I can just picture the scene at PN headquarters minutes after Jeffrey Pullicino Orlando delivered his resignation letter (not a moment too soon) and swaggered off to the nearest television camera.

Even if Joseph Muscat is to blame for alerting the PN to Jeffrey Pullicino Orlando’s involvement in the Mistra affair, how does it absolve the PN from lumping him on the electorate?- Claire Bonello

In the depths of the Stamperija – far away from the glass facade which was meant to symbolise a new era of transparency and honesty, but has simply caused everyone to feel as if they’re in a fishbowl – the PN Strategy/Spin group is hard at work.

The first – and only – item on the agenda – is damage limitation, or how to portray the party which has created and nurtured Pullicino Orlando as an innocent victim of the ungrateful rebel.

Austin Gatt and Richard Cachia Caruana are exchanging books in The Hunger Games trilogy and ruing the decision to build a new Parliament instead of an enormous arena where errant MPs could be sent to battle to the death in a televised affair which would beat Indifest hands down in the viewing stakes.

Paul Borg Olivier is jotting down the minutes of the meeting on a notepad. There is no way that he’s trusting a computer again after that fat fingers episode.

David Agius has been des­patched to the door to spirit away the tattooed heavies in wife-beater vests who are definitely lowering the tone at the front of house.

The IT whizzkid who dreamt up the ‘Prime Minister for a Day’ competition is flipping through Fifty Shades of Grey and asking himself why the Kardashians are so yesterday, why Christian Grey is trending on Twitter, and how on earth he can create the same sort of buzz around Lawrence Gonzi.

The Prime Minister has had it up to the gills with calls for his resignation and for a new leader at the helm. He looks even more tired than the Labour billboard of him holding his hands over his ears.

He decides to show everybody who’s in charge and to stamp his authority on the meeting. So he bans Ralph Lauren poloshirts from the premises.

Franco Debono may threaten to vote against the government, but at this point Gonzi couldn’t care less. And he can’t stomach the sight of that oversized polo player emboss­ed over yet another MP’s heaving maboobs. In the immortal words of Tony Zarb, “Issa daqshekk” – enough is enough.

Gordon Pisani and Simon Busuttil are comparing transcripts of conversations they’ve had with people over the last 10 years or so. Pisani thinks he’s on to a winner with the infamous “Qed inħossni ħażin” transcript where Pullicino Orlando says he’s feeling ill when alerted to the fact that PN central has caught wind of Alfred Sant’s knowledge of the Mistra disco application.

But Busuttil trumps Pisani with a transcript of a conversation he had with Joseph Muscat back in 2008. Written on an airline sick bag, the transcript has Muscat dropping broad hints about Labour’s ace in the hole for the 2008 election – namely Pullicino Orlando’s involvement in the Mistra scandal.

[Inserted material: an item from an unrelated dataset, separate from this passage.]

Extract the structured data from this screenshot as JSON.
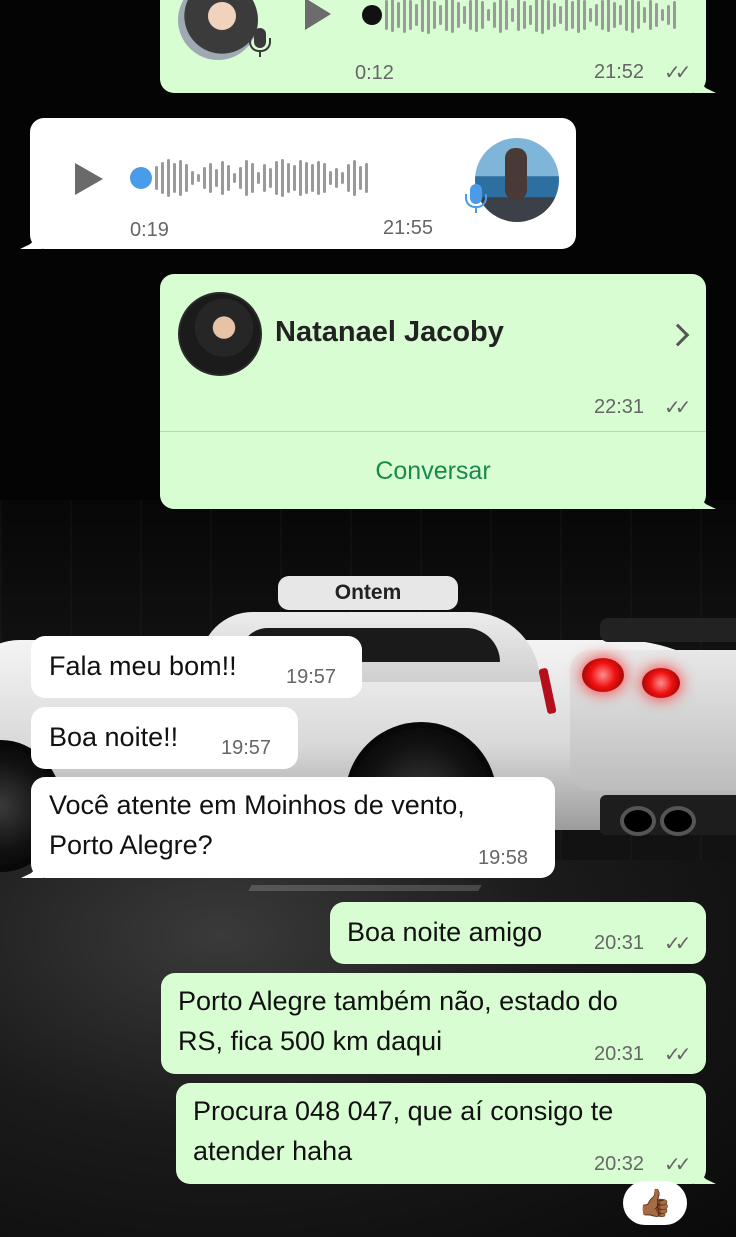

After much discussion and downing of mugs of coffee, the strategy group hatch a cunning plan. In the time-honoured tradition of cunning plans thought up by the major political parties, it is (a) not remotely relevant to issues people really care about (think health, education, economic woes, roads), and (b) is an attack on the other party.

So for a change (not), the PN is going to attack the Leader of the Opposition. He is to be depicted as a blabbermouth who revealed sensitive information to the Nationalist Party.

The members of the PN strategy group quibble about how to push this. Maybe they can present it as Muscat’s Machiavellian plan to cause Alfred Sant to lose the election and to step neatly into his shoes. Or else they can simply say that Muscat is a big mouth who was trying to impress Busuttil with insider knowledge.

Either way, it will make Muscat look bad and serve as a distraction from the PN’s internal bloodletting. So they go for it. The cunning plan is unleashed. An urgent press conference is convened. The press is told Muscat leaked the Mistra news.

Barely 24 hours later another press conference is called and the press is told Muscat leaked the news – again. Maybe by the time this article goes to print, further press conferences would have been called for the same purpose.

Why not have one every day until Parliament reconvenes? You can never have enough of a good thing.

Where exactly does this leave the rest of us? Those of us who are not political anoraks obsessively keeping track of who said what and when in 2008? Even if Muscat is to blame for alerting the PN to Pullicino Orlando’s involvement in the Mistra affair, how does it absolve the PN from not vetting him adequately, helping him in that sickening TVM charade, and lumping him on the electorate?

How does this contribute in any way to portraying the PN as a force for the good and not a spent spin-machine? Maybe the PN strategy group should think long and hard about these issues, instead of regurgitating the same old tired attacks.